On the Iraq war? “My view on Iraq is we have planted a seed that people in surrounding countries can see.”

There were probably a few Democrat-leaning voters in the growing line, but finding them became impossible when my interviewing was halted by the polling place’s chief election judge as improper on the premises (not that I was telling people whom to vote for), and who wanted to know who I was – and when he found that I was a blogger, declared, “Then you have no status.”

Well, I was at least a voter. And I got the deed done by 7:10 a.m., and was out the door.

By the time I was leaving the first electioneers had arrived at the perimeter spot where the closest politicking and signs are permitted – one of them, Maryland State Teachers Association employee Maura Taylor, promoting a “yes” vote on slots gambling that would ostensibly support education funding, and for Democrat Frank Kratovil for the area’s First District congressional seat.

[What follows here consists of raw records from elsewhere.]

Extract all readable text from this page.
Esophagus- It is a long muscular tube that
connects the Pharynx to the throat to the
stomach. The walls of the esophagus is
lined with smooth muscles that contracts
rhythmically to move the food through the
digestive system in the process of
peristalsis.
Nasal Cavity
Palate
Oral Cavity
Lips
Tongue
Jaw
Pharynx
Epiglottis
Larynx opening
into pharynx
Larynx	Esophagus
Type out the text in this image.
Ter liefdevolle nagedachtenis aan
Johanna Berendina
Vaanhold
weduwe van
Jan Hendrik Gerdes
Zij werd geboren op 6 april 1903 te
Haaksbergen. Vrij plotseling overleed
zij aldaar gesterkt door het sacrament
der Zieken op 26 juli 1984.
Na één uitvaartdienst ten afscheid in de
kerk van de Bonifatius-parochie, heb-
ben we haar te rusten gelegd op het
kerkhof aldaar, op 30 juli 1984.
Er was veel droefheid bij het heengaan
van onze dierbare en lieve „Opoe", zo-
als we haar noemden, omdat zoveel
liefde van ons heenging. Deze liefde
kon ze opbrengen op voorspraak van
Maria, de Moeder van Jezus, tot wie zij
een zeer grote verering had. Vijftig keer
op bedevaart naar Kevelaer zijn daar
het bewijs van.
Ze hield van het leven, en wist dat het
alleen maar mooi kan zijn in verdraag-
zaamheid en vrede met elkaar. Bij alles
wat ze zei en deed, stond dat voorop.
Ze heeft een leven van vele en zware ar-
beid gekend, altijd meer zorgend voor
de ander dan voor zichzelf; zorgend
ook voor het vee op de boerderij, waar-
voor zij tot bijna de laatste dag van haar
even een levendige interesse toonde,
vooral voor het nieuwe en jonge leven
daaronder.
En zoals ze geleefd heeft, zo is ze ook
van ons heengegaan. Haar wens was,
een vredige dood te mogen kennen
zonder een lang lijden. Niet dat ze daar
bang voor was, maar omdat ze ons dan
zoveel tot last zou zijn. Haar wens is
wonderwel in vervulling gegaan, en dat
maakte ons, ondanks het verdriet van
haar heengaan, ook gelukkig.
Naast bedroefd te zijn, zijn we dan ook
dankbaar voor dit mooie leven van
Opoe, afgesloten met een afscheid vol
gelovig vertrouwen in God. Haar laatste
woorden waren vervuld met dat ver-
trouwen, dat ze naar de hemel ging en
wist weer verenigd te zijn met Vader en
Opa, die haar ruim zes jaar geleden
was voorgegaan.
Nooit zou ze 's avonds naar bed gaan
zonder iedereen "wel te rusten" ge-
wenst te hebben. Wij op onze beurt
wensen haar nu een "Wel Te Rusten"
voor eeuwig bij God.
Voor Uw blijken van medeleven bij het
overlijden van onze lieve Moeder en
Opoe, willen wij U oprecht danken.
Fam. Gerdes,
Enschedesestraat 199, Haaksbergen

“I’ve never been to a polling place that didn’t have 20 people standing out front,” Taylor said of the dearth of electioneers, and holding a pile of slots and Kratovil brochures in her hand.

Next to her, the lone electioneer for Republican Andy Harris had arrived and set up her signs, which included one for McCain/Palin .

The neighborhood is part of an oddly-shaped district carved out after the 2000 Census to bundle up many of Maryland’s Republicans. In the primary, the conservative state senator Harris bumped off moderate longtime GOP incumbent Wayne Gilchrest, who late in the general election campaign gave his anticipated blessing to Democrat Kratovil.

That has made the district’s congressional race the most-watched among the eight in Maryland this year.

Demographically, it looked whiter than the southern Appalachian towns from my recent two-week road trip. Among the first hundred voters, I did not see one person of color turning up at my precinct -- although the judges on duty included one who was African American.

I have a feeling that, at least in this district, I'm in the minority, too.